PostgreSQL重要参数辨析-PostgreSQL数据库-樱桃溪学院

PostgreSQL重要参数辨析

xiaobu 5月前 179

数据库作为仅次于操作系统之后最复杂最重要的软件，需要有专门的管理员伺候它。数据库是承接底层基础设施和应用逻辑的桥梁，它不仅技术复杂，也类似政治课，需要死记硬背一些知识。每个数据库都有成百上千个参数，面试时往往要考察你对一些重要参数的理解。我在本贴中，针对每个重要的，常考的参数做一些辨析工作，希望大家在理解的基础上进行适当记忆。

shared_buffers

这可能是PG里面按重要性排名第一的参数了。它控制这共享池(shared buffer)的大小，而共享池的大小又往往占据整个共享内存的绝大部分，所以这个参数也影响着整个共享内存的体积。

我们可以把共享内存想象为一个巨大的一维数组，里面每个单元都是一个字节。这个共享内存可以被所有的由postmaster主进程通过fork()系统调用而产生的子进程访问，及读和写(read and write)。在源代码中，这块内存是通过mmap()系统调用产生，在数据库实例关闭之前通过munmap()释放资源。关于这两个系统调用的用法，如果你不熟悉，不妨去查查相关文档，编写一个小的C语言程序测试一下它们的用法。

在共享内存中最大体积的就是共享池，共享池的作用非常简单粗暴，就是从磁盘上读取数据文件的数据块到本池中。因为数据文件的数据块都是尺寸一样，通常情况下是8192字节，所以共享池也是按照8192字节划分，这个数据块的大小，在源代码中是BLCKSZ来控制。

src/include/pg_config.h:#define BLCKSZ 8192

你在编译源码时，第一步就是configure命令，你可以在这个命令中输入参数，控制数据块的大小，最大是32KB。

shared_buffers参数的单位是字节(byte)，它规定了共享池的大小，缺省值为128MB。
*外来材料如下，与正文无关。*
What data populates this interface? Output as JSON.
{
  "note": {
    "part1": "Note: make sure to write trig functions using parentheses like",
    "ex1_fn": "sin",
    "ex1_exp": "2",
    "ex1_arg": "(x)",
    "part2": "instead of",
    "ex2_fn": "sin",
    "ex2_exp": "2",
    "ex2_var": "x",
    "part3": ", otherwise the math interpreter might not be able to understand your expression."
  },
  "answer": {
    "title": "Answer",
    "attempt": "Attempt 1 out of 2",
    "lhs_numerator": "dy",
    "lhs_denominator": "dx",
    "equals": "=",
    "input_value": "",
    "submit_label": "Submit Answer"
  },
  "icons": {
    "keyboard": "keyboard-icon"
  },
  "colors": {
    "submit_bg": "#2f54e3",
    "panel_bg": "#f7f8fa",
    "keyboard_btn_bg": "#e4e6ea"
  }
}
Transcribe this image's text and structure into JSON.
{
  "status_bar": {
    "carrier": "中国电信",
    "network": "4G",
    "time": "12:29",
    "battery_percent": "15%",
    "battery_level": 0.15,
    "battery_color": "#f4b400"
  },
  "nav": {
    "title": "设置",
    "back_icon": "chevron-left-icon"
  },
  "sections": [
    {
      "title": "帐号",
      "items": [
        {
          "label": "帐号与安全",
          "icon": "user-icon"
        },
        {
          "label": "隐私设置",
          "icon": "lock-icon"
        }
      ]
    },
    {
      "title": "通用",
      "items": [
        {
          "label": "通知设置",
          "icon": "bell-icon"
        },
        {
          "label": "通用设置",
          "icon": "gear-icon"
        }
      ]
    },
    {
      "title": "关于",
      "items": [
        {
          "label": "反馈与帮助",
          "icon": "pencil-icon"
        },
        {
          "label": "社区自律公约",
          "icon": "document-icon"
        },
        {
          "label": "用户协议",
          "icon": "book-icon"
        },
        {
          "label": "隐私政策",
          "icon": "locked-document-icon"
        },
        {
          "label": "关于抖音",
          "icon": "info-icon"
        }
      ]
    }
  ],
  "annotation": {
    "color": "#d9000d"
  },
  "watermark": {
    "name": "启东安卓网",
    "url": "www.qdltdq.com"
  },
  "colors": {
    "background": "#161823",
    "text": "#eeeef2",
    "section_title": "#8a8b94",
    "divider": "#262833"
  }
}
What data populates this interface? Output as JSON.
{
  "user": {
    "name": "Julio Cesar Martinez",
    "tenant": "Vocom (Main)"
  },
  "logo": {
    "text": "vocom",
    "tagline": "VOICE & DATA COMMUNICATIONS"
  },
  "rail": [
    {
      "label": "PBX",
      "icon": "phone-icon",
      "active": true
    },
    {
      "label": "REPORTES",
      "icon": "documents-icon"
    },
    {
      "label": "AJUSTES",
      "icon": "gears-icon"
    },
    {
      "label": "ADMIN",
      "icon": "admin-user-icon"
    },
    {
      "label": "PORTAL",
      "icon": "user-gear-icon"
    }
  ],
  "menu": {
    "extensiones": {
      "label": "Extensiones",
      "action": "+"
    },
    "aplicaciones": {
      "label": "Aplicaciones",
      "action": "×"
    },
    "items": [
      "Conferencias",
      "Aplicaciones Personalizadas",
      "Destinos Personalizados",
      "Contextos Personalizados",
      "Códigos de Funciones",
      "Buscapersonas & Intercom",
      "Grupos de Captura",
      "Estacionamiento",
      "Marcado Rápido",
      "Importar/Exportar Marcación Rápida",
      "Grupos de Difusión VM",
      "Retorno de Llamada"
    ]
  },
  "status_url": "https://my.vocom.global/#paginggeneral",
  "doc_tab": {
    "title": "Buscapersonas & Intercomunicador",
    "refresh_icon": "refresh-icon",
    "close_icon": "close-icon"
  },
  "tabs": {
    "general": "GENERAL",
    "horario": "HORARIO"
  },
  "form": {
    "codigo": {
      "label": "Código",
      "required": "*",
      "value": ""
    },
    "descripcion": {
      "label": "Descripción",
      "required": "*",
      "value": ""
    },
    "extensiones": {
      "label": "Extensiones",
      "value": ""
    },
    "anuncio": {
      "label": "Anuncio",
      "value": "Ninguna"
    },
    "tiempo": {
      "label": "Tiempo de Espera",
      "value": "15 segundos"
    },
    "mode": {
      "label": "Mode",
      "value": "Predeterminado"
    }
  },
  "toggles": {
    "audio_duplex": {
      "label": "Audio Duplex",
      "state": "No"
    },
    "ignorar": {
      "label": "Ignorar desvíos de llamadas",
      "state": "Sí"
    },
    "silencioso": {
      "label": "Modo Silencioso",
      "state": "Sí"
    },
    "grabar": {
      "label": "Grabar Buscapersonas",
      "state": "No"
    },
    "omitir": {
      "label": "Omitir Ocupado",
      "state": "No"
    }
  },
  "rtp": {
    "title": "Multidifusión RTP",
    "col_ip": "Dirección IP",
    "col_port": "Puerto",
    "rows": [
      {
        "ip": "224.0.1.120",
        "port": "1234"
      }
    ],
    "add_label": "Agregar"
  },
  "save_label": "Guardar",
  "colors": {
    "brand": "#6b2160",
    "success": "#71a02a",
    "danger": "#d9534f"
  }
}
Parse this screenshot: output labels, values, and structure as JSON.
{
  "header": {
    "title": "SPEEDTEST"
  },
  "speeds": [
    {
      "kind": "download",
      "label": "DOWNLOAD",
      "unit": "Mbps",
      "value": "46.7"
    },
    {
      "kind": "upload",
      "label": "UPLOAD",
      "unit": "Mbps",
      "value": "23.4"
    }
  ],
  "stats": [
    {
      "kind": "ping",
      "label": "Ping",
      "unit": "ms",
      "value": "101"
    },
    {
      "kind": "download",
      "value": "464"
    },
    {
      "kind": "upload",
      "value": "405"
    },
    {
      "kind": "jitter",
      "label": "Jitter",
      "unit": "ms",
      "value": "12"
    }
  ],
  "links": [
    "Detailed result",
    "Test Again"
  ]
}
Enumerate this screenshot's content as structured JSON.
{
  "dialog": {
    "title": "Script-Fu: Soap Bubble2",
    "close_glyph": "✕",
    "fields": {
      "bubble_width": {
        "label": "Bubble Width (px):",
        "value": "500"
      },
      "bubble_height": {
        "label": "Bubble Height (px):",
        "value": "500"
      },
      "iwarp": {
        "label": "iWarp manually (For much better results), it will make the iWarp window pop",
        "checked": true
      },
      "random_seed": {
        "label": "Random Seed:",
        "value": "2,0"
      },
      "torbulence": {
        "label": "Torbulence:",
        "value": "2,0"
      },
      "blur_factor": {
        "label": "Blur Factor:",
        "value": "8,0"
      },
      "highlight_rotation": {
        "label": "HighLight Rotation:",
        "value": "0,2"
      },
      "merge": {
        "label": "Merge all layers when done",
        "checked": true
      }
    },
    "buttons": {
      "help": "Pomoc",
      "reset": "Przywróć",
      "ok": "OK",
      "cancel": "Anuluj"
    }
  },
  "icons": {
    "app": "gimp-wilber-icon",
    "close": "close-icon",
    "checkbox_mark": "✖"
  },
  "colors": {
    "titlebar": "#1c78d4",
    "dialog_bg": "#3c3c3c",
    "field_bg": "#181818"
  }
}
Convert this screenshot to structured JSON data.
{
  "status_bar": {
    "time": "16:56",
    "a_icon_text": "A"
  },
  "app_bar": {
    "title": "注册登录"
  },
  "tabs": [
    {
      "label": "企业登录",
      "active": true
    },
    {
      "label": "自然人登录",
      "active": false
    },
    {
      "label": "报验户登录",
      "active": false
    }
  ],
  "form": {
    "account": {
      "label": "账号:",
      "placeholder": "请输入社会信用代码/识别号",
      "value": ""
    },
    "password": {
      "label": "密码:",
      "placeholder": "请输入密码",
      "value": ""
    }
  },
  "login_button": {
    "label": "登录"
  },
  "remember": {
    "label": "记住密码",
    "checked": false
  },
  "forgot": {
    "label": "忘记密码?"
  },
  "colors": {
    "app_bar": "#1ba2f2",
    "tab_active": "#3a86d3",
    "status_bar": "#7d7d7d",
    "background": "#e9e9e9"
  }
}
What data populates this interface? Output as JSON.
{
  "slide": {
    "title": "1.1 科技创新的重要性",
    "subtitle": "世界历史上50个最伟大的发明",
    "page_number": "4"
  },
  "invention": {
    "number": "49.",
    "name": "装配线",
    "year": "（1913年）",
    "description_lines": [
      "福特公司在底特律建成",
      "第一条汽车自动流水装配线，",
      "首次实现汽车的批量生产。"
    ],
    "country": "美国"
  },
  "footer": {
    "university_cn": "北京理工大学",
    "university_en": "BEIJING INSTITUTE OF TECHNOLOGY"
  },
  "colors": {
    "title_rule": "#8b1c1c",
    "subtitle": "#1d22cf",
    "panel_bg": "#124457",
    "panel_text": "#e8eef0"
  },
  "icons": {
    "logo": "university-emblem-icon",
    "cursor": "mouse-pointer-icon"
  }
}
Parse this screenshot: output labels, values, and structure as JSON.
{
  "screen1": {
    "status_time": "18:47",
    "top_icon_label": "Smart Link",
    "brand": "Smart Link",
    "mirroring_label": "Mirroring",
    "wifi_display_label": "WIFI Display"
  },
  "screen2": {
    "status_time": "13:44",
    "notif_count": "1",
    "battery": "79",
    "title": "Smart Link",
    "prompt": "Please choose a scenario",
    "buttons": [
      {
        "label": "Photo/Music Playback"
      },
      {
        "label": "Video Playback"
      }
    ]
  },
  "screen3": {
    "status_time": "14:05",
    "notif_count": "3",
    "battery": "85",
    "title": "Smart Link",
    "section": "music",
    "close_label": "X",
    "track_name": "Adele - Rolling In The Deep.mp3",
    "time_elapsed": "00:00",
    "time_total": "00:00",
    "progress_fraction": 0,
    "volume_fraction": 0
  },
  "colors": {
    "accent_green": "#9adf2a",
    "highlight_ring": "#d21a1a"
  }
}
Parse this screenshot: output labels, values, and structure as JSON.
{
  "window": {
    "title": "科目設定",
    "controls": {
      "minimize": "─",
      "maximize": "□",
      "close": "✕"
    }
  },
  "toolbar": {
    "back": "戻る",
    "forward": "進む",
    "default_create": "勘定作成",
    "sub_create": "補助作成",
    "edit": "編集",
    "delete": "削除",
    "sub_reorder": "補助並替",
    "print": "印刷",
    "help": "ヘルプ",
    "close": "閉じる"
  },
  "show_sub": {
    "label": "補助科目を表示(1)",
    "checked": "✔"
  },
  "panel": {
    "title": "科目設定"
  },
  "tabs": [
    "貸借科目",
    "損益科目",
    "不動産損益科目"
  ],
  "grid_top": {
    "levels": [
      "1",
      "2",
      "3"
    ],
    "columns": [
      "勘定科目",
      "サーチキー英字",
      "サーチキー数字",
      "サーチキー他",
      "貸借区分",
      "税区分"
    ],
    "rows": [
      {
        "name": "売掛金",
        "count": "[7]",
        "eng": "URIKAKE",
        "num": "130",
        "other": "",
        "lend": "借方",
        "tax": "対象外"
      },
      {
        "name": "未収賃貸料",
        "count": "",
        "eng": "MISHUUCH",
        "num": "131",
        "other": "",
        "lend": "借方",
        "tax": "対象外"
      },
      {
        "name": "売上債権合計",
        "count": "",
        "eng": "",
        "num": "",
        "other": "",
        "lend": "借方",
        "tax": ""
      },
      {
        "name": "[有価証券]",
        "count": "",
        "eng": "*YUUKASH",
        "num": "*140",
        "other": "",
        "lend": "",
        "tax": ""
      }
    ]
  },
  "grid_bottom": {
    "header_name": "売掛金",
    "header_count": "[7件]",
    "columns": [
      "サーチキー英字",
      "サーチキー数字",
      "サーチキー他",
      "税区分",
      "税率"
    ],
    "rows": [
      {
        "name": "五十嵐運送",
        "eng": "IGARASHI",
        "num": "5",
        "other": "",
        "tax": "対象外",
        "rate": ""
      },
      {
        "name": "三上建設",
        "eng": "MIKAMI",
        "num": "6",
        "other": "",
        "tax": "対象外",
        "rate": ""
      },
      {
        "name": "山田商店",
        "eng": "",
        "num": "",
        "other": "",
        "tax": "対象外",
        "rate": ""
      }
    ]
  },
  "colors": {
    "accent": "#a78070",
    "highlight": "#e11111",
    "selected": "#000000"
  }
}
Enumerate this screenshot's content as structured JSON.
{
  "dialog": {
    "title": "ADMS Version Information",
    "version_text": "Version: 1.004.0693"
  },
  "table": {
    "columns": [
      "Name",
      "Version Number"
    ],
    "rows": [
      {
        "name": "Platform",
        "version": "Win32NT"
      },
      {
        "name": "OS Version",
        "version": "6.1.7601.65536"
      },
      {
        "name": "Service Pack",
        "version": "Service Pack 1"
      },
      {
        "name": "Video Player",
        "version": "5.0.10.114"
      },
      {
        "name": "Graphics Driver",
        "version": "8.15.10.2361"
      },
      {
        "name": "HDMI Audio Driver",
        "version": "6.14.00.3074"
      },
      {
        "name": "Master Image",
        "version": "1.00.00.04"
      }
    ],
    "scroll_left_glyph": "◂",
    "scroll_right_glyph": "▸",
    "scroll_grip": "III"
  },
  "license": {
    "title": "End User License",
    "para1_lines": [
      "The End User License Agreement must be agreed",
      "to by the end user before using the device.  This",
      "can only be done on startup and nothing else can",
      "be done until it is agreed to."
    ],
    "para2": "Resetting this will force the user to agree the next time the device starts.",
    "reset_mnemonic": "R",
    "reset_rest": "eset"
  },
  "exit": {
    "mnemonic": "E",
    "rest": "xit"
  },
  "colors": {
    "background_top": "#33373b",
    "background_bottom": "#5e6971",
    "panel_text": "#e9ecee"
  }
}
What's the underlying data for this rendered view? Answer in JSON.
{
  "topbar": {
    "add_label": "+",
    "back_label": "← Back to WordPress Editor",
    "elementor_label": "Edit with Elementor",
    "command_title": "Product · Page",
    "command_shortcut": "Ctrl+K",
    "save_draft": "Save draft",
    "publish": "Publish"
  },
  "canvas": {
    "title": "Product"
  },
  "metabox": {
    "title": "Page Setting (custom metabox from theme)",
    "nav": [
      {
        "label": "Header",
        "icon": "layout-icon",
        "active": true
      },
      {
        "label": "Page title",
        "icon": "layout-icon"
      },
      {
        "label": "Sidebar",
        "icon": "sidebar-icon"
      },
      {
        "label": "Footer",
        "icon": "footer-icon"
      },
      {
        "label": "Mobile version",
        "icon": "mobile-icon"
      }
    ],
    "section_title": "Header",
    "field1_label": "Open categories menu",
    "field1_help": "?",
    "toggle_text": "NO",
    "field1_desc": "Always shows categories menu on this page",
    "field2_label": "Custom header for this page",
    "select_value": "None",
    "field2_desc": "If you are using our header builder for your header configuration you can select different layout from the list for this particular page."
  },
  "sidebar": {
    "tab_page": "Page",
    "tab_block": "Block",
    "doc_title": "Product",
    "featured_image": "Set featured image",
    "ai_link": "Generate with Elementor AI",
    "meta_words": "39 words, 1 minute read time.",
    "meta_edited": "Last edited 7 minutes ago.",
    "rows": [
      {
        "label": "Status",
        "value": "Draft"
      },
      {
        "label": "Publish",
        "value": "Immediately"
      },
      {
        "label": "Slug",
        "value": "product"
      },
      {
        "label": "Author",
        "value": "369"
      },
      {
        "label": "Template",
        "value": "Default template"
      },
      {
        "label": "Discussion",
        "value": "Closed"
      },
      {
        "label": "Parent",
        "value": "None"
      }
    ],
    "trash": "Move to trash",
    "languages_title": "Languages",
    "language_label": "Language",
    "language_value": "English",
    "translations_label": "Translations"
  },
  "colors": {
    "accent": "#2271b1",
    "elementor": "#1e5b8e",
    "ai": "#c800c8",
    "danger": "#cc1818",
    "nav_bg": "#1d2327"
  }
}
如果shared_buffers是128MB，每个数据块是8KB，则我们可以计算出共享池中共计包含了128*1204/8 = 16384个数据页。你可以把共享池想象为16384个数据页组成的一个一维数组。

更大的内存带来更好的性能，这是基本常识。所以只要你的数据库服务器的物理内存足够大，shared_buffers的值越大越好。但是根据文档中的建议，这个值最好设置为服务器物理内存的25% ~ 40%。

最新回复 (2)

xiaobu 5月前

引用 2楼
max_wal_size

可以参考这篇文档。

https://www.enterprisedb.com/blog/tuning-maxwalsize-postgresql

The max_wal_size parameter tells PostgreSQL what the approximate maximum total size of the stored WAL segments should be. Once the allowed space is exhausted, a checkpoint is requested so that the space can be recycled.

max_wal_size参数告诉PG数据库实例，在pg_wal目录下保存的WAL文件的总的体积的上限。如果在pg_wal目录下的所有的wal文件的体积超过这个值，就会触发一个检查点，因为检查点完成后，大部分wal文件都可以不需要了，它们要么被直接删除，要么被归档后删除，或者改名后重用。

这段话也很精彩，希望大家在面试时可以说出来，显示你的专业水平。

On a well configured system, the vast majority of checkpoints should be timed (based on the checkpoint_timeout parameter) rather than requested. This ensures that checkpoints happen on a regular, predictable schedule, allowing the load to be evenly spread throughout the normal operation of the system. Requested checkpoints are inherently unpredictable and thus can cause variations in performance by adding additional load when it is not expected. This is particularly disruptive on systems with slow I/O, such as those with magnetic drives or virtual machines with limits on IOPs.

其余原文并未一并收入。